To ‘Wrecking Ball’, by Miley Cyrus.
Daft stuff? Of course. But it was just what I needed to write in a time of crisis and worry.
* * *
Joyce seems also to have been quite keen on walruses. In Ulysses, Stephen Dedalus wanders along the beach and notes ‘herds of seamorse’ (morse is an old name for the walrus; a young academic has recently written a brief cultural history of the species and its interactions with humanity, entitled ‘Decoding the Morse’). The waters of Finnegans Wake are also full of walruses: ‘silkhouatted, a whallrhosmightiadd, aginsst the dusk of skumring’; ‘his morse mustaccents’; ‘My bellyswain’s a twalf whulerusspower’; ‘and wallruse, the merman, ye seal that lubs you lassers’.
The reason I know this is that, in the same weeks I was writing about Stew, I was rereading favourite books for pleasure, and I began with all of Joyce – not such a huge task if you don’t count the letters (I still haven’t finished them). I first read him, greedily, during the summer vacation between the lower and upper sixth, when I had an agonisingly dull holiday job and badly needed an escape. Like most adolescent boys who are bitten with the Joyce bug, I identified with Stephen, not quite twigging how much of the self-depiction is sardonic as well as tender. When I came to teach A Portrait of the Artist as a Young Man to freshman students in America ten years later, I probably went too far in the other direction. One reason for this undue distaste for Stephen’s immaturity was my own immaturity.

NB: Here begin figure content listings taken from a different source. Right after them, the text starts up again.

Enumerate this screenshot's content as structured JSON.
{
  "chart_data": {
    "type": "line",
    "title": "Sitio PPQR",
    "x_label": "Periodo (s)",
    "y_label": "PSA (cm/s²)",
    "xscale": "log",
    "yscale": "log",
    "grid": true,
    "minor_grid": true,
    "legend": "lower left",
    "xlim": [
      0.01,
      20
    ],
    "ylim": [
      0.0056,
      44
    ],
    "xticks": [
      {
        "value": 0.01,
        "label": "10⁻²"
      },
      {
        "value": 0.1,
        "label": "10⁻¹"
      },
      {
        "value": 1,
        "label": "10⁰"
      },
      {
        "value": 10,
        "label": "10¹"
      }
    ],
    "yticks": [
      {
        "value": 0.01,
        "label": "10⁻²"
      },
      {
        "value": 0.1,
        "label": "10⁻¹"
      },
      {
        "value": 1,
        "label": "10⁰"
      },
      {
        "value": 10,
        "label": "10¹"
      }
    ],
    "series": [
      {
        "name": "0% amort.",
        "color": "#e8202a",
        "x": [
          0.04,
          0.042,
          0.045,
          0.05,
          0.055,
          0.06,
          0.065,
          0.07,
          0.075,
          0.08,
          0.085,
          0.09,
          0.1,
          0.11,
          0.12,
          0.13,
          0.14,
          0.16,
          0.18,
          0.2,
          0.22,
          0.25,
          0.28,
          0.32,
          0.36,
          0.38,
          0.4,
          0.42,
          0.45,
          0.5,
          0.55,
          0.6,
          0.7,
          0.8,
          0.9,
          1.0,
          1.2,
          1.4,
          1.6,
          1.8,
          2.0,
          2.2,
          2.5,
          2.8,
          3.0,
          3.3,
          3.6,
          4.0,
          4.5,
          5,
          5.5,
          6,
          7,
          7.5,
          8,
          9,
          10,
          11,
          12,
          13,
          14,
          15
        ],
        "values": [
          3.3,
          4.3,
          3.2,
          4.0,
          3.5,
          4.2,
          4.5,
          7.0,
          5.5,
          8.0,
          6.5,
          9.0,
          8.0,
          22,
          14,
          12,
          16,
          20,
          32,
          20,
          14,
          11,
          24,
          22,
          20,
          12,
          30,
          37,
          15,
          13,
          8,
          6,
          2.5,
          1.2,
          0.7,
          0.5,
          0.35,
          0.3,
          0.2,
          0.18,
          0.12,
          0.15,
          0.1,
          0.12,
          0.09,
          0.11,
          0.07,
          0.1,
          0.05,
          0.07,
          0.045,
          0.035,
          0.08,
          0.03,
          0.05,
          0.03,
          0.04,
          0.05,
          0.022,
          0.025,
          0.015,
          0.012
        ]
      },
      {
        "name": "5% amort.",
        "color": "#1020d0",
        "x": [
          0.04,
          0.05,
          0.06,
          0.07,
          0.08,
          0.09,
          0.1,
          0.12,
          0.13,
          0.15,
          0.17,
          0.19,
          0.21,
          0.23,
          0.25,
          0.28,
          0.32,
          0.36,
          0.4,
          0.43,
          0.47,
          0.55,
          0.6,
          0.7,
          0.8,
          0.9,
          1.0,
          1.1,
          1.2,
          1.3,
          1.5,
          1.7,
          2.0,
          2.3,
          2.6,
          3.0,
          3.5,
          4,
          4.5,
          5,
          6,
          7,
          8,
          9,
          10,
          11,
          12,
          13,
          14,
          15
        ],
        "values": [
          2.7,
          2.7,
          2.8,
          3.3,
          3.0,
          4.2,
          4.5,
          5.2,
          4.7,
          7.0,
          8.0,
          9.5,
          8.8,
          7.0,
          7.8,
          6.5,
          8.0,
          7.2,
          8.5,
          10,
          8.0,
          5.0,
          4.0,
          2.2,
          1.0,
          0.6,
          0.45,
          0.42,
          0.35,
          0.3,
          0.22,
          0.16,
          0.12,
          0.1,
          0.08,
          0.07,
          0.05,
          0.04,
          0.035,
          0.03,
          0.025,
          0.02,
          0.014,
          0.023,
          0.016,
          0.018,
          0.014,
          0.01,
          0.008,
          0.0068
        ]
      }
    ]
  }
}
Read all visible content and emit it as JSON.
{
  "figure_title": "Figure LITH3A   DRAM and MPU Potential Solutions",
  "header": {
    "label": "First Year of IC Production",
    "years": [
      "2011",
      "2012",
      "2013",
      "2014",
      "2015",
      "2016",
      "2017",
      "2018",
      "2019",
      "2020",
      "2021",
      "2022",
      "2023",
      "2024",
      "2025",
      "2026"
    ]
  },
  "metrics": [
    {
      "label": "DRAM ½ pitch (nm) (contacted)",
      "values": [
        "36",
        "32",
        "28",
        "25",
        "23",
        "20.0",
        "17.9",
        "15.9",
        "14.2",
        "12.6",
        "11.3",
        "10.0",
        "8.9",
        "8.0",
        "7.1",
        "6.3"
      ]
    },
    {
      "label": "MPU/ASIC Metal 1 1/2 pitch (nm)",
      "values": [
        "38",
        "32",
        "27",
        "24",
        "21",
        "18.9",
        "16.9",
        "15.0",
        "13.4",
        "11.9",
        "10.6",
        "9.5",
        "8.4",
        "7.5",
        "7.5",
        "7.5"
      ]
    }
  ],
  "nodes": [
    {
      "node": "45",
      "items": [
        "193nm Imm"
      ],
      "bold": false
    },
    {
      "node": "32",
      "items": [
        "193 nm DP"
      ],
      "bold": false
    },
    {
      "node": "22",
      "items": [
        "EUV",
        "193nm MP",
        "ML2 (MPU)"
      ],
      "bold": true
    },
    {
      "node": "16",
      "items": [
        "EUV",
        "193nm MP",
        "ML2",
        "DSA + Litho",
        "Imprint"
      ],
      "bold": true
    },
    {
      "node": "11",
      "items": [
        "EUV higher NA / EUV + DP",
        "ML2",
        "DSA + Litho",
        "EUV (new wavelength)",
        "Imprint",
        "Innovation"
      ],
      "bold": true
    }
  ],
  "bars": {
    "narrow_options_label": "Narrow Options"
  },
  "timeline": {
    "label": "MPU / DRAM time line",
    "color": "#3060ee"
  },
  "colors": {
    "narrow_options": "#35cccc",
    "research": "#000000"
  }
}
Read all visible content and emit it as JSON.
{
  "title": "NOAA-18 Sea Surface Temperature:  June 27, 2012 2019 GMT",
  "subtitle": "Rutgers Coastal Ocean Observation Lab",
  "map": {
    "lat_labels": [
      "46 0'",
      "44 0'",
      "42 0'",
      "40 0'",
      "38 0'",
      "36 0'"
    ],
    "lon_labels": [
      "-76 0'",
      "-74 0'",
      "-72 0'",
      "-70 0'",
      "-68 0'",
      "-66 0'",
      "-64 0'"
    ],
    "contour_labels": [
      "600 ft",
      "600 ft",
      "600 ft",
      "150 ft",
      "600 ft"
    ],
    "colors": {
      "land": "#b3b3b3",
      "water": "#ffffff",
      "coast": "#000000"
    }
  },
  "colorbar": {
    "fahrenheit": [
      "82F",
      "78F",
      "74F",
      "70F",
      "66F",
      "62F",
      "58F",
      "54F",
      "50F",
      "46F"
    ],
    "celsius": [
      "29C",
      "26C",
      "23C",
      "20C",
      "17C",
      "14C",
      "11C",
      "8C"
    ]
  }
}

At that point I was halfway between the ages of Stephen and Leopold Bloom. But even then I had yet fully to understand the attractions of Bloom’s generous humanism. Bloom is, undeniably, an odd duck, with a head full of ill-ordered trivia, fragments of the arts and sciences only partly understood, hobbyhorses and crotchets (like most of us, then). But he is also one of the most benevolent characters in fiction. Part of Joyce’s achievement is to have created, without any sentimentality, a good man. Bloom may be a voyeur, an onanist, a masochistic cuckold and a bit of a crank; he is also a husband who loves his faithless wife, a father who dotes on his living daughter and his dead son, a good friend, a good citizen and a social idealist. Possibly Joyce’s greatest modification of the Homeric scheme is in making Bloom a hero who triumphs over his enemies not by slaughter but by understanding and forgiveness.
* * *
Summer came and then began to ebb, and I began work on the project I should have tackled and finished in the previous months: a short life of Nelson. Stew had alerted me to the fact that you can find walruses everywhere if you look, so it was no surprise to me when I read, in the early pages of Robert Southey’s Life of Horatio Lord Nelson, the story of how the teenage mariner, recruited to a scientific exploration of the Arctic, encountered an angry walrus and chased it away with an oar. (Southey is moved to remark that the face of the walrus is more expressive and human-seeming than that of any other mammal.)
Initially, I found it hard to make out the man behind the admiral: too many of the accounts are either hagiographies or so taken up with the minutiae of sea warfare as to offer little sense of character. Eventually, I turned to fiction for help: Susan Sontag’s The Volcano Lover and Barry Unsworth’s Losing Nelson. The latter is about a Nelson worshipper who starts to see dark spots in his hero’s conduct and slides into homicidal madness as a result. At its heart is an episode in Naples that is often glossed over in popular histories. Briefly, Nelson ignored the terms of an amnesty drawn up without his consent and had a group of republican rebels thrown into prison, after which they were executed. Anyone trying to write a balanced account of the admiral must decide how much weight to give this bloody event.
As I write this diary I am still wavering, about two-thirds of the way to the finish line. It should be done by the start of October, when I hope to move on to the next book – though I fear that my unconscious mind has presented me with the challenge of a long narrative poem based on the true story of the great Italian engineer Umberto Nobile and his Arctic mission of 1928, when he tried to reach the North Pole in an airship, in the company of his beloved fox terrier, Titina. If I manage to finish it, the story will be in ballad form.